(Terrible photo of) Jon Langford, Jean Cook, and Jim Elkington at Clay Street Press
My soul has been itching to post about seeing Jon Langford in Cincinnati. Now, spring evaluations turned in and a writing deadline met (with almost 2 hours to spare) I can breathe in and out and recall that evening…
Jon Langford, artist, singer, songwriter, bandleader, troublemaker, anti-sellout punk rocker was putting on an art show at Clay Street Press and concert at MOTR Pub. My husband and I went down to the edge of Ohio to see and meet him. (Jon Langford of the Mekons, of the Waco Brothers, of the Pine Valley Cosmonauts, of the Wee Hairy Beasties. Jon Langford the generous, gregarious collaborator and instigator. Jon Langford who does stuff like this despite the cold in Madison, making me feel like I’m not doing enough to help the cause of the worker and humankind, but somehow it’s still useful to live, and try. Jon Langford of whom I am a newish fan, but I guess there’s still time to gush.)
I had a lovely conversation with Skull Orchard violinist Jean Cook, told her how my four-year-old daughter (beginning fiddler, who loves the music that swirls around Langford) is a big fan of hers. Jean Cook was kind, and wonderful to watch play. Langford is one of those people who surrounds himself with other great people, whose work fits into this fantasy I have about a group of creative humans converging to forge an exquisite tool that splits open the world, reconfiguring it into a place where people make instead of trash things, where the work people do brings honor, intrigue, and inspiration to the inside of the soul’s corners…
I just wanna be there.
Dream alert: This morning I had a dream. I was in Seattle, working at the Annex Theatre with some of the people who were there in the 1990s. (It’s notable that I worked there briefly in the real 1990s but never felt cool or connected to the core of the place, to its inner tribe.) In the dream, it was 45 minutes to curtain, and I kinda knew my lines, but wasn’t confident. I had a small role, and I decided I really didn’t care if I knew my lines–I’d wing it. (This is progress. Usually my theatre dreams center around having to go onstage in five minutes, having just gotten the script. Classic, clichéd performance anxiety dreams.) In this morning’s dream, as we were getting ready for the show, in the velvety backstage light, I put Langford’s Skull Orchard Revisited on the turntable and on came “Tom Jones’ Levitation.” I asked one of the Annex guys what he thought of the music. He dug it; everyone did. It was one of those peak moments where art meets heart and you really can fly, like Tom Jones. Someone gave me a bag of home-grown dried peppers. I asked if they would help me stop sweating and feel less nervous, or if they were the kind to have with chocolate. (Yeah, chocolate was the answer.) The moment was one of ensemble.
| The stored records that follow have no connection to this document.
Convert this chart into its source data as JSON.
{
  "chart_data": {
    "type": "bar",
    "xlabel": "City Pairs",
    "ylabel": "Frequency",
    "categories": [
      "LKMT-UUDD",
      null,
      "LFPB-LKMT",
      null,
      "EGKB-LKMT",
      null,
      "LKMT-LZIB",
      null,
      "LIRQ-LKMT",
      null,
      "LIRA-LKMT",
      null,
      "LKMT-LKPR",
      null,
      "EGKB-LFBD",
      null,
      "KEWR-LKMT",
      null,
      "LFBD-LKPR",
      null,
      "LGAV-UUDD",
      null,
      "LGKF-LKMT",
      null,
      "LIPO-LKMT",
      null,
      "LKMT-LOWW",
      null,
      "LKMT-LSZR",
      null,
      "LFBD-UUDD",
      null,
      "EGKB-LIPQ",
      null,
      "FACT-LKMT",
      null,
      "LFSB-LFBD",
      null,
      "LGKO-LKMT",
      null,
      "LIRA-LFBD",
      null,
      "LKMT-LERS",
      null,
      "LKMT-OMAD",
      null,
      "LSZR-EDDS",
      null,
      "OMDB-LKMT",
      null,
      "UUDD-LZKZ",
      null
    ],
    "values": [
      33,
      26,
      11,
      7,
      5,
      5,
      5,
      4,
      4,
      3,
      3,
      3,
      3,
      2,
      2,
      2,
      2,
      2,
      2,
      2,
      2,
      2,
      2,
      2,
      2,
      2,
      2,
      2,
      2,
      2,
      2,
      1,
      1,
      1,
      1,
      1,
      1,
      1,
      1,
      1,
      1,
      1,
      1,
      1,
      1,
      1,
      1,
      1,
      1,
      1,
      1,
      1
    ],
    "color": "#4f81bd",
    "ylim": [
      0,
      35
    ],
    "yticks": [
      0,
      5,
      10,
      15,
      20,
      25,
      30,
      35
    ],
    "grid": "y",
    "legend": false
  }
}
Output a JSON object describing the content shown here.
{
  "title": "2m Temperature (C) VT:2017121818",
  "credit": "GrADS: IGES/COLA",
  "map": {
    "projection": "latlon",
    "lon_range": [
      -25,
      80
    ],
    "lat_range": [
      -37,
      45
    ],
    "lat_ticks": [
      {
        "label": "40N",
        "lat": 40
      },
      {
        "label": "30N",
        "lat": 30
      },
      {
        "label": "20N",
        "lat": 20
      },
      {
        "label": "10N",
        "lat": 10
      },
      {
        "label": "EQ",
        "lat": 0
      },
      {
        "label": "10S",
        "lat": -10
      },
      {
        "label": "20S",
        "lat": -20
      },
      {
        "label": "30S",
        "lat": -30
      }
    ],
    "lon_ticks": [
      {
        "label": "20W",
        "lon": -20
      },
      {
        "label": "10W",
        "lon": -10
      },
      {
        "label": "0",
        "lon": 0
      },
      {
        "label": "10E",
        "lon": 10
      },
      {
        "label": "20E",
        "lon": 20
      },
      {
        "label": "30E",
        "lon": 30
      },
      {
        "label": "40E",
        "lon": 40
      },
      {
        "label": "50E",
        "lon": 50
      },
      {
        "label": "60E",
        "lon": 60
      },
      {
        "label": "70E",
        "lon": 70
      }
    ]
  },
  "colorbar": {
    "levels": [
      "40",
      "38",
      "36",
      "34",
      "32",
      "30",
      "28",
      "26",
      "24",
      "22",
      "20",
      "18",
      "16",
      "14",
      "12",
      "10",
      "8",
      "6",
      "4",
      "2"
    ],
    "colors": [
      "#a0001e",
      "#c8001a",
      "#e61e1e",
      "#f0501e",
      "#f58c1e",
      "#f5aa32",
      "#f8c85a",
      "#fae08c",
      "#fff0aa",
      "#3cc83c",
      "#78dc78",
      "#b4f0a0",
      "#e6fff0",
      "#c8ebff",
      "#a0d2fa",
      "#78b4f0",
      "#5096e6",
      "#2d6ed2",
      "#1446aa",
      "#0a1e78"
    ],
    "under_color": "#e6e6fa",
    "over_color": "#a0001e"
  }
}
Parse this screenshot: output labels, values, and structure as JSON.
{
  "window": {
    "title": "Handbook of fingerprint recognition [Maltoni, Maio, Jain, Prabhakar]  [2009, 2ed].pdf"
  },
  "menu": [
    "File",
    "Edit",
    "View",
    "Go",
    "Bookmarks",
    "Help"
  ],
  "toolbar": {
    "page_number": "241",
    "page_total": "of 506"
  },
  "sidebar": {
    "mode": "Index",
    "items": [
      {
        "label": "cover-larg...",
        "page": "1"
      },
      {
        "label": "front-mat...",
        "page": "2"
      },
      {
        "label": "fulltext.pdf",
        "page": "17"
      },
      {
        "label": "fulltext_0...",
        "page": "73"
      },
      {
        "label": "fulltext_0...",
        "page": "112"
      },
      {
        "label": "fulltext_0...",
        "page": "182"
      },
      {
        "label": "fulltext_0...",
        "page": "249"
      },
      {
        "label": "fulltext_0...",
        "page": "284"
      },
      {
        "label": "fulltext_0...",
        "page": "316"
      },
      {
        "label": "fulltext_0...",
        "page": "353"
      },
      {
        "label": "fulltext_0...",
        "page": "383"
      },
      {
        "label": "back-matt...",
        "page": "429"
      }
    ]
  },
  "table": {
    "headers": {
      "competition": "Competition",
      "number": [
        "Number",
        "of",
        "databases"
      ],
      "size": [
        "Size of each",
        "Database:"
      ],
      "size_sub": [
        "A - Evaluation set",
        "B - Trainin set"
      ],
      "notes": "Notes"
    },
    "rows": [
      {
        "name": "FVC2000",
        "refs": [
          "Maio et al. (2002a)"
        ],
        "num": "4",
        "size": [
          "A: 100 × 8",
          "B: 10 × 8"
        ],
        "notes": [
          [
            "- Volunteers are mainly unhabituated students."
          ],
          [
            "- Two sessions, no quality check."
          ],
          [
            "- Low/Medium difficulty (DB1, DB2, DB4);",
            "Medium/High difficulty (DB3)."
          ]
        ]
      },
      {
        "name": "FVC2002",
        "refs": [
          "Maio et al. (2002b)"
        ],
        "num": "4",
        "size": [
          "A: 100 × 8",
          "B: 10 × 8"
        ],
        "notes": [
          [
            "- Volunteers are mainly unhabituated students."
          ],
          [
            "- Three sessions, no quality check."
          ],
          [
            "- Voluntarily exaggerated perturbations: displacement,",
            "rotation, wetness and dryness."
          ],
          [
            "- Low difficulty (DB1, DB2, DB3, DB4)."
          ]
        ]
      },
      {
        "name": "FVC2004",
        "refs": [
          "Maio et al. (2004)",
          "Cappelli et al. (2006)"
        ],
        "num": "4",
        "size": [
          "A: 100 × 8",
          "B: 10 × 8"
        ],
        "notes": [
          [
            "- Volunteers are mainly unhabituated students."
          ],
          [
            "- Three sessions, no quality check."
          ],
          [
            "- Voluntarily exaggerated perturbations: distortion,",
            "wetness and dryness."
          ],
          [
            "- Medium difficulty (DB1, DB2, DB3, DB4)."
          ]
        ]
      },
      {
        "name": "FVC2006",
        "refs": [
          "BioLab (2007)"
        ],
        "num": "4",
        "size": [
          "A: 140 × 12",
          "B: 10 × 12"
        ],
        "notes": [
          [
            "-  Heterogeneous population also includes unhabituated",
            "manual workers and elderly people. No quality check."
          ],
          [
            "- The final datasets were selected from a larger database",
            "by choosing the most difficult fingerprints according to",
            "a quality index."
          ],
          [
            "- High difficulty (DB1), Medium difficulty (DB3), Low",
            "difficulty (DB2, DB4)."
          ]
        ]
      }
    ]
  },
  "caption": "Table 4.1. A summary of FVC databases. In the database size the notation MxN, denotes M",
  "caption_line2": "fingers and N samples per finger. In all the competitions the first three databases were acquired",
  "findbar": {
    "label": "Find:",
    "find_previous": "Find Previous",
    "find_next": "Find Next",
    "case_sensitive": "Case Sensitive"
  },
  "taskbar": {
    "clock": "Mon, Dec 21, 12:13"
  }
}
Of generosity. We were doing our work, and all was well in this badly broken world.
Taking me back to Jon Langford. Watching, witnessing, meeting one of the remaining anti-sellouts fed my creative soul, swept out shadows, sweated out, through peppers and chocolate and dreams, the chaff, jettisoned all the gunk that stops me making stuff. Lifted me from the daily overwhelm, through silence and apathy, allowing me to write anything.
I think people who do stuff like this give others license to create.
Eternal gratitude to all who are even considering what we do, and make, and how we live.